Integrative network toxicology and molecular docking preliminarily explore the potential role of polystyrene microplastics in childhood obesity.

Childhood obesity is a severe global epidemic, and emerging evidence suggests environmental pollutants like polystyrene microplastics (PS-MPs) may disrupt metabolic homoeostasis though mechanistic insights remain limited. This study integrated cross-species transcriptomics (from zebrafish and human adipose datasets), network toxicology, machine learning, and molecular docking to explore this link. We identified 40 overlapping genes between childhood obesity related DEGs and PS-MPs related genes, enriched in lipid metabolic pathways such as cholesterol homoeostasis and insulin signalling. Topological and machine-learning analyses highlighted hub genes, which showed strong diagnostic accuracy.
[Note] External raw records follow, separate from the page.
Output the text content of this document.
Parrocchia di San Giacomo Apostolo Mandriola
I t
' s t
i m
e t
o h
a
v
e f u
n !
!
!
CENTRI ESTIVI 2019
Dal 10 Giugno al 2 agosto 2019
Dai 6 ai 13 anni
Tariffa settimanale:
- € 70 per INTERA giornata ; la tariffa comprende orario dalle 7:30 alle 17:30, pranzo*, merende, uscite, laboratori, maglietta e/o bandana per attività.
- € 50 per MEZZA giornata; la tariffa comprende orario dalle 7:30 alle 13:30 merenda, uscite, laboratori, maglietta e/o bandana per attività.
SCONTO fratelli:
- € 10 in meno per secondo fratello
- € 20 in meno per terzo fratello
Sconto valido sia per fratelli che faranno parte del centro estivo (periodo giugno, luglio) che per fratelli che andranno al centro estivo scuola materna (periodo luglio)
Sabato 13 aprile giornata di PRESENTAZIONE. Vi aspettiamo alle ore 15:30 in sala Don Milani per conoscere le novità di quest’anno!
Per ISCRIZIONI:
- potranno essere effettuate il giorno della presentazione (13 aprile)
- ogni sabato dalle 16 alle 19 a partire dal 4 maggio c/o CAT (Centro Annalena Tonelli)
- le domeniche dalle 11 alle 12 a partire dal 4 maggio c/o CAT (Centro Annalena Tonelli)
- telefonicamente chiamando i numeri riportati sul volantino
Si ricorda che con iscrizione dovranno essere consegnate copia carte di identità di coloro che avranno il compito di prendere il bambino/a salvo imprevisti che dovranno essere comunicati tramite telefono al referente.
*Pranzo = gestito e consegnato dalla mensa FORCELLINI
Molecular docking further revealed stable binding (energy < -5.0 kcal/mol) between PS-MPs and key targets (APOB、BUB1、CDC20 and PPARGC1A). Our integrative analysis suggests that PS-MPs may act as an environmental trigger that could disrupt conserved lipid and metabolic homoeostasis by targeting key hub genes (APOB、BUB1、CDC20 and PPARGC1A). These findings provide a novel molecular hypothesis linking PS-MPs exposure to childhood obesity and support precautionary measures.